American college football season

The 1922 BYU Cougars football team was an American football team that represented Brigham Young University (BYU) as a member of the Rocky Mountain Conference (RMC) during the 1922 college football season. It was the first team to represent BYU in intercollegiate football. The Cougars compiled an overall record of 1–5 record with an identical mark in conference play, finished eighth in the RMC, suffered shutouts in four of six games, and were outscored by a total of 184 to 10.

==Schedule==

| Date | Opponent | Site | Result | Source |
| October 7 | Utah Agricultural | Provo, UT (rivalry) | L 3–41 |  |
| October 14 | at Utah | Cummings Field; Salt Lake City, UT (rivalry); | L 0–49 |  |
| October 24 | Colorado Mines | Provo, UT | L 0–47 |  |
| November 14 | Wyoming | Provo, UT | W 7–0 |  |
| November 25 | at Colorado Agricultural | Fort Collins, CO | L 0–33 |  |
| November 30 | at Wyoming | Campus athletic grounds; Laramie, WY; | L 0–13 |  |
Homecoming;

==Notable firsts==
On October 7, 1922, in the opening game of the season, right end Nelson drop-kicked a field goal from the 25-yard line for three points – the first points scored in BYU program history.

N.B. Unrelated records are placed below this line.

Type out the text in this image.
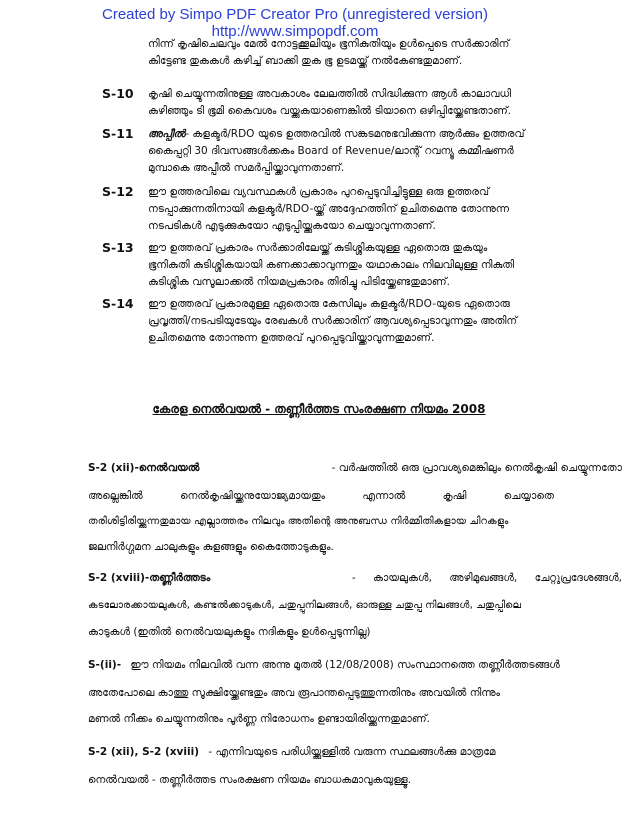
Created by Simpo PDF Creator Pro (unregistered version)
http://www.simpopdf.com
നിന്ന് കൃഷിചെലവും മേൽ നോട്ടക്കൂലിയും ഭൂനികുതിയും ഉൾപ്പെടെ സർക്കാരിന്
കിട്ടേണ്ട തുകകൾ കഴിച്ച് ബാക്കി തുക ഭൂ ഉടമയ്ക്ക് നൽകേണ്ടതുമാണ്.
S-10 കൃഷി ചെയ്യുന്നതിനുള്ള അവകാശം ലേലത്തിൽ സിദ്ധിക്കുന്ന ആൾ കാലാവധി
കഴിഞ്ഞും ടി ഭൂമി കൈവശം വയ്ക്കുകയാണെങ്കിൽ ടിയാനെ ഒഴിപ്പിയ്ക്കേണ്ടതാണ്.
S-11 അപ്പീൽ- കളക്ടർ/RDO യുടെ ഉത്തരവിൽ സങ്കടമനുഭവിക്കുന്ന ആർക്കും ഉത്തരവ്
കൈപ്പറ്റി 30 ദിവസങ്ങൾക്കകം Board of Revenue/ലാന്റ് റവന്യൂ കമ്മീഷണർ
മുമ്പാകെ അപ്പീൽ സമർപ്പിയ്ക്കാവുന്നതാണ്.
S-12 ഈ ഉത്തരവിലെ വ്യവസ്ഥകൾ പ്രകാരം പുറപ്പെടുവിച്ചിട്ടുള്ള ഒരു ഉത്തരവ്
നടപ്പാക്കുന്നതിനായി കളക്ടർ/RDO-യ്ക്ക് അദ്ദേഹത്തിന് ഉചിതമെന്നു തോന്നുന്ന
നടപടികൾ എടുക്കുകയോ എടുപ്പിയ്ക്കുകയോ ചെയ്യാവുന്നതാണ്.
S-13 ഈ ഉത്തരവ് പ്രകാരം സർക്കാരിലേയ്ക്ക് കുടിശ്ശികയുള്ള ഏതൊരു തുകയും
ഭൂനികുതി കുടിശ്ശികയായി കണക്കാക്കാവുന്നതും യഥാകാലം നിലവിലുള്ള നികുതി
കുടിശ്ശിക വസൂലാക്കൽ നിയമപ്രകാരം തിരിച്ചു പിടിയ്ക്കേണ്ടതുമാണ്.
S-14 ഈ ഉത്തരവ് പ്രകാരമുള്ള ഏതൊരു കേസിലും കളക്ടർ/RDO-യുടെ ഏതൊരു
പ്രവൃത്തി/നടപടിയുടേയും രേഖകൾ സർക്കാരിന് ആവശ്യപ്പെടാവുന്നതും അതിന്
ഉചിതമെന്നു തോന്നുന്ന ഉത്തരവ് പുറപ്പെടുവിയ്ക്കാവുന്നതുമാണ്.
കേരള നെൽവയൽ - തണ്ണീർത്തട സംരക്ഷണ നിയമം 2008
S-2 (xii)-നെൽവയൽ	- വർഷത്തിൽ ഒരു പ്രാവശ്യമെങ്കിലും നെൽകൃഷി ചെയ്യുന്നതോ
അല്ലെങ്കിൽ നെൽകൃഷിയ്ക്കനുയോജ്യമായതും എന്നാൽ കൃഷി ചെയ്യാതെ
തരിശിട്ടിരിയ്ക്കുന്നതുമായ എല്ലാത്തരം നിലവും അതിന്റെ അനുബന്ധ നിർമ്മിതികളായ ചിറകളും
ജലനിർഗ്ഗമന ചാലുകളും കുളങ്ങളും കൈത്തോടുകളും.
S-2 (xviii)-തണ്ണീർത്തടം	- കായലുകൾ, അഴിമുഖങ്ങൾ, ചേറ്റുപ്രദേശങ്ങൾ,
കടലോരക്കായലുകൾ, കണ്ടൽക്കാടുകൾ, ചതുപ്പുനിലങ്ങൾ, ഓരുള്ള ചതുപ്പ നിലങ്ങൾ, ചതുപ്പിലെ
കാടുകൾ (ഇതിൽ നെൽവയലുകളും നദികളും ഉൾപ്പെടുന്നില്ല)
S-(ii)- ഈ നിയമം നിലവിൽ വന്ന അന്നു മുതൽ (12/08/2008) സംസ്ഥാനത്തെ തണ്ണീർത്തടങ്ങൾ
അതേപോലെ കാത്തു സൂക്ഷിയ്ക്കേണ്ടതും അവ രൂപാന്തപ്പെടുത്തുന്നതിനും അവയിൽ നിന്നും
മണൽ നീക്കം ചെയ്യുന്നതിനും പൂർണ്ണ നിരോധനം ഉണ്ടായിരിയ്ക്കുന്നതുമാണ്.
S-2 (xii), S-2 (xviii) - എന്നിവയുടെ പരിധിയ്ക്കുള്ളിൽ വരുന്ന സ്ഥലങ്ങൾക്കു മാത്രമേ
നെൽവയൽ - തണ്ണീർത്തട സംരക്ഷണ നിയമം ബാധകമാവുകയുള്ളൂ.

The team won the first victory in program history by a 7–0 score against Wyoming on November 14, 1922. The first touchdown in program history was scored on a pass from captain and left halfback Paul Packard to fullback Hunter Manson who then ran 25 yards to score.

==Personnel==
Alvin Twitchell was the head coach. Twitchell was a graduate of Utah Agricultural College where he played both basketball and football. Before being hired at BYU (initially as the basketball coach), he coached basketball and football at Monroe High School and Brigham City's Box Elder High School.

During the summer of 1922, Twitchell traveled to the University of Illinois for training in football strategy and technique. He returned to Provo in late August to assemble and train the school's first intercollegiate football team.

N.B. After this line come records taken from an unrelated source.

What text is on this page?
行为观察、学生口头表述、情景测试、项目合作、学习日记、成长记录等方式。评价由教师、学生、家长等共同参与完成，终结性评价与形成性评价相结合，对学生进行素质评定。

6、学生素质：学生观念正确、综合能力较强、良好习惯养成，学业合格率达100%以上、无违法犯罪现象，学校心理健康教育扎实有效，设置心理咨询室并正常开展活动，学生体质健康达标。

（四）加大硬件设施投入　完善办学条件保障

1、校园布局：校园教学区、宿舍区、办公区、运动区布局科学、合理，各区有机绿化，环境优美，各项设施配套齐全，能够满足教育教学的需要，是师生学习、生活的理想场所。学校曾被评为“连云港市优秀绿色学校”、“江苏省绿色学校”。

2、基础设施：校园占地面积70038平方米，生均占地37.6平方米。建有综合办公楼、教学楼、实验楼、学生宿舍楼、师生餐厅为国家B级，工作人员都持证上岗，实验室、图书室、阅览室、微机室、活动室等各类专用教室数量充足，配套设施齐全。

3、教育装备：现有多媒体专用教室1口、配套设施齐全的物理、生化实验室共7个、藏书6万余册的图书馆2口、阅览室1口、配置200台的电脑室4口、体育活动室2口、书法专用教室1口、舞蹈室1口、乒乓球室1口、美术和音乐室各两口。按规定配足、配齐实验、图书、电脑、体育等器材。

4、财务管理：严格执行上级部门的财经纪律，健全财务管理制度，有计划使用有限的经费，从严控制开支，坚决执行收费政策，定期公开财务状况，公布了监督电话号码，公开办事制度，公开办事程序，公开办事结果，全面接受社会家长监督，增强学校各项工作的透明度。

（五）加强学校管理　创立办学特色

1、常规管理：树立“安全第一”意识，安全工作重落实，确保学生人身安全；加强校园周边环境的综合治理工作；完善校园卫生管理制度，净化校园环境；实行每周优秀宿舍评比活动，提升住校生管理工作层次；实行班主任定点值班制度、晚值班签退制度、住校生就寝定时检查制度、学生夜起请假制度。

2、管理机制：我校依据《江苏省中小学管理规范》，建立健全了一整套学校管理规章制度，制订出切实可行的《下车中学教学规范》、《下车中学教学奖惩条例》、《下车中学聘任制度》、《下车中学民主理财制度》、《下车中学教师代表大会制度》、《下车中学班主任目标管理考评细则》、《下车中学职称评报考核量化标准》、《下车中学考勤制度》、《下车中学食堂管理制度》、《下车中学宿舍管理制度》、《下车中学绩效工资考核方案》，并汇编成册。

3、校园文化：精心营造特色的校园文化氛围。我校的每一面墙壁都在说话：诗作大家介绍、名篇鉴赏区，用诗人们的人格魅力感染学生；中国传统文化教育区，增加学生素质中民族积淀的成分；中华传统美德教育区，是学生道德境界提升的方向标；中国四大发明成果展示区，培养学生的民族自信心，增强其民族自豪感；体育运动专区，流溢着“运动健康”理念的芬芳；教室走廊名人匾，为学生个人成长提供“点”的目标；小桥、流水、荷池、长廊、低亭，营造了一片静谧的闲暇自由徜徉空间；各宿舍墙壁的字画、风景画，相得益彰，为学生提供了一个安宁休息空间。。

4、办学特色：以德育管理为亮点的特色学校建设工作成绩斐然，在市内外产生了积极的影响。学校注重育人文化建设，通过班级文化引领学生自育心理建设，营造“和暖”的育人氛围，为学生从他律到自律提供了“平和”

The players on the first BYU football team included Bernardino Bowman (LG), Merrill Bunnell (RE), Royal Chamberlain (LH), Buck Dixon (LE), Boney Fuller (QB), Victor Hatch (RT), Elwood Jackson (LG), Keith Maeser (RG), Hunter Manson (FB), Lynn Miller (LE), Frank Morgan (RH), Paul Packard (LH), Truman Partridge (RG), Bowman (LG), Gledhill (C), Fulier (QB), and Ike Young (LT).